Green and orange LED indicators
Perhaps a little odd, normalized is a purple led for Multi GigE, this one is green for 2.5G and orange for anything slower. No biggy of course.
We need faster and cheaper switches in our transition towards 2.5, 5, and 10G ethernet. This is a good first step, albeit 22 bucks per port is still expensive compared to 1 Gigabit switch in the consumer segment. We've seen the 8-port version sell at roughly 165 USD/EUR, which is 21 bucks per port. Still expensive, but at least these are figures that people can and perhaps are willing to pay. Those that do need some extra features, like remote management, will likely need to look elsewhere. But you won't find anything like the TEG-S350 at this price point currently.
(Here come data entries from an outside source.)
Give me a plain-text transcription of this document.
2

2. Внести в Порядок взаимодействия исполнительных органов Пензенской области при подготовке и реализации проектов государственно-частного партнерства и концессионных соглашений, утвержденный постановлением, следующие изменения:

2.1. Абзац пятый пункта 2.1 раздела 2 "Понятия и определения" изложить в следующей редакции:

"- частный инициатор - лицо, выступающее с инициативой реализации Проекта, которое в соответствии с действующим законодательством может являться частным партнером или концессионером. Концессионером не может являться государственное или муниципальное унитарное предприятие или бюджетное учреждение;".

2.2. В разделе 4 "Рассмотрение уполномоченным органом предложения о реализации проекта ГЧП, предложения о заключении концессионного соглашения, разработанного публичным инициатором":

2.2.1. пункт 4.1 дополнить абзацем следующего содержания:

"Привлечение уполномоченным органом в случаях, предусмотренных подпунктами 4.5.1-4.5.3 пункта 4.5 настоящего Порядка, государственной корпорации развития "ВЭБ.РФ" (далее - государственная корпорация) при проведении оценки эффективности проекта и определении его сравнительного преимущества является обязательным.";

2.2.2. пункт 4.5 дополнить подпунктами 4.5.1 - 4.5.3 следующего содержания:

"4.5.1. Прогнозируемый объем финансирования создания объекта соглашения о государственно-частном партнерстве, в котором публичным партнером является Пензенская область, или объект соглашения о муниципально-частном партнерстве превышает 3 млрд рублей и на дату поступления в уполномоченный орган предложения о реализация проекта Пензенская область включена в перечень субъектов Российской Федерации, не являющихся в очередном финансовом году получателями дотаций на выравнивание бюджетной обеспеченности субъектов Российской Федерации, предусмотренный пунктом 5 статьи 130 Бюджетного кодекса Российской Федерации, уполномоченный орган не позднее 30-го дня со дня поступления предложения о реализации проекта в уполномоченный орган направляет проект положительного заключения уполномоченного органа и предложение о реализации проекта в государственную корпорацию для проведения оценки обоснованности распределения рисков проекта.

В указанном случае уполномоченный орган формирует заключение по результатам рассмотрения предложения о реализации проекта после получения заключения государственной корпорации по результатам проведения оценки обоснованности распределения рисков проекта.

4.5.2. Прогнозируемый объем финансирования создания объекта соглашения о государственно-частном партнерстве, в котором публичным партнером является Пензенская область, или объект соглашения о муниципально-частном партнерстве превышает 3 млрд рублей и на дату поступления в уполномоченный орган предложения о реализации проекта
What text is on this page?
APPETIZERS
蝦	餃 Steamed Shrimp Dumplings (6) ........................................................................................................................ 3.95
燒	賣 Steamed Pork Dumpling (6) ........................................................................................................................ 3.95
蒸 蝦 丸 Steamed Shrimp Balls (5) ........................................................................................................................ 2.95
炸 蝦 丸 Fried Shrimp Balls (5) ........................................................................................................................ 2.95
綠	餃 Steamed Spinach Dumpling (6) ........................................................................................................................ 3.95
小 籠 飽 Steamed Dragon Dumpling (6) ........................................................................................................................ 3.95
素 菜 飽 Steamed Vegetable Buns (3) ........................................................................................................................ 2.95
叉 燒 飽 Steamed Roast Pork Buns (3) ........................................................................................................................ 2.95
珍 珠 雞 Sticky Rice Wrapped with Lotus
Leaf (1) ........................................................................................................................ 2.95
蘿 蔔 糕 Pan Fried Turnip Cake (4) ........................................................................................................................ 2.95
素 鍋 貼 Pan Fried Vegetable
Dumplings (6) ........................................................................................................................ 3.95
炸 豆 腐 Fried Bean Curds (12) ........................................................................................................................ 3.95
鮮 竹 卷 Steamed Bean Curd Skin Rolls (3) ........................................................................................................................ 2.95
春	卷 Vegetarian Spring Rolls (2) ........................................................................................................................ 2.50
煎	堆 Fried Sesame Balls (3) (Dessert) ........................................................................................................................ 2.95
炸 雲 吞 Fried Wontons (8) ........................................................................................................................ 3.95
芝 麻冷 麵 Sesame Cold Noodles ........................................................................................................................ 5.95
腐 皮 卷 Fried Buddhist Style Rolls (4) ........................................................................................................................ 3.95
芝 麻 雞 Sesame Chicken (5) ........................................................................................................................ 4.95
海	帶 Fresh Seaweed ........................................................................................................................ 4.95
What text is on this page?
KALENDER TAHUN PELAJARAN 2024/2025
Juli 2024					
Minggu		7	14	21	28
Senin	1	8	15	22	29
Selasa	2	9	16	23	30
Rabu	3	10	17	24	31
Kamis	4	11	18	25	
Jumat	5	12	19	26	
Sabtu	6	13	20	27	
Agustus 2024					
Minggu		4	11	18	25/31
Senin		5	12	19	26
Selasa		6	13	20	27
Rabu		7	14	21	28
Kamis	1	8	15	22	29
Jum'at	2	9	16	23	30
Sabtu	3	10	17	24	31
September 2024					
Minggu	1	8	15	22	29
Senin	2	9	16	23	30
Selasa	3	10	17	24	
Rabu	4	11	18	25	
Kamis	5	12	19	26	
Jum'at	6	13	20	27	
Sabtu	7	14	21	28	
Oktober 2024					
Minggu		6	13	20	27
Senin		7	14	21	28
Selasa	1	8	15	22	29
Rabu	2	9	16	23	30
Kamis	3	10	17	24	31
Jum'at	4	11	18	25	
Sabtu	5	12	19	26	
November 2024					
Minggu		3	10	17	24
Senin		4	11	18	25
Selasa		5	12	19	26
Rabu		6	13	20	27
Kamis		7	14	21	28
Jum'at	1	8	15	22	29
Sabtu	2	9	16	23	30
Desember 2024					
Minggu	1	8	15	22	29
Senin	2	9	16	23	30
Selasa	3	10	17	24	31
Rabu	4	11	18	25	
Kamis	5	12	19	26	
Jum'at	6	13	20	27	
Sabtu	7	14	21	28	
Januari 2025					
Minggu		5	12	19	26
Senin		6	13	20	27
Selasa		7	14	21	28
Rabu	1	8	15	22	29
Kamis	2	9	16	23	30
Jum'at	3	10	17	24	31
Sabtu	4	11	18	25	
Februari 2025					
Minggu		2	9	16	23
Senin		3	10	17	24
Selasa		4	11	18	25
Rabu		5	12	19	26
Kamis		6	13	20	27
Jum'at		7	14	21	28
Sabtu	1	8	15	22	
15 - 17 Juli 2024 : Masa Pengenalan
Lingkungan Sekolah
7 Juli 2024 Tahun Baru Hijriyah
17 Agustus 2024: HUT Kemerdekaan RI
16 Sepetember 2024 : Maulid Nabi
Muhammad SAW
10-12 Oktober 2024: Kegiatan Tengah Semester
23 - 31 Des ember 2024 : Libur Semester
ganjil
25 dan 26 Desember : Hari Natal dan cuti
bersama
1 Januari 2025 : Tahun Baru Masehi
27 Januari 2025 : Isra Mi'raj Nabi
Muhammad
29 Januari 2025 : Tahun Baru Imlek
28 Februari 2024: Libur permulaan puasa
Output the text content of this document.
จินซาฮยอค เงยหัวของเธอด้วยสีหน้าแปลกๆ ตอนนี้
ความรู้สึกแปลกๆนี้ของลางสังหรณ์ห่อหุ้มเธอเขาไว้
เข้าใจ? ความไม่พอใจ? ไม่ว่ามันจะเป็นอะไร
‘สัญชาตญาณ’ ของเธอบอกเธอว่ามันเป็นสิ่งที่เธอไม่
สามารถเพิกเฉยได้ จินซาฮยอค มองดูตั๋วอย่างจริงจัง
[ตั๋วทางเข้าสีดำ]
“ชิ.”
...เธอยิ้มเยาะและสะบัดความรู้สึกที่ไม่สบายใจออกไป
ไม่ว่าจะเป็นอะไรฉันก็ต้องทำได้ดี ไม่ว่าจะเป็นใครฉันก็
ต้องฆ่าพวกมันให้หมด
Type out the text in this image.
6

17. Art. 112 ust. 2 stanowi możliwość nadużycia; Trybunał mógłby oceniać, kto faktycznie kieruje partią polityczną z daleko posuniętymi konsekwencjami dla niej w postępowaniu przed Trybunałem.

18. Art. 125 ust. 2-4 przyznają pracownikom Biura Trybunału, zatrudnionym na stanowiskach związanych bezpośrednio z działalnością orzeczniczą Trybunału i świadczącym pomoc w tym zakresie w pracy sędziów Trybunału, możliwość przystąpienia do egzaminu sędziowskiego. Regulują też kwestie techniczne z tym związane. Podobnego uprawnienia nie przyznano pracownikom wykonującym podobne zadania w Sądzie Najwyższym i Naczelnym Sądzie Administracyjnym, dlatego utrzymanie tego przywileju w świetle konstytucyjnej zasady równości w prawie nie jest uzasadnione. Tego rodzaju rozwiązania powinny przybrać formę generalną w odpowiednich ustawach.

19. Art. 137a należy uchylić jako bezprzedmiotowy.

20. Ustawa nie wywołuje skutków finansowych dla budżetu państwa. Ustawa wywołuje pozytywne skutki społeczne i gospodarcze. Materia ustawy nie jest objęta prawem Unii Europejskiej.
What it might come down to is versatility. The Trendnet unit worked wonderfully well in our local network. Unmanaged; you can reliably plug it in, starting with any type of CAT5E or better cable, and forget about the rest. The performance of the TEG-S350 was just fine. It didn't have any problems working as advertised in our ad-hoc LAN situated lab, despite the review unit's weird location of the power connector there is little to complain about. Needless to say, once it was installed, it became an indispensable part of the home network.
If you need a little more speed in your LAN, recommended. Plug it in and let it begin.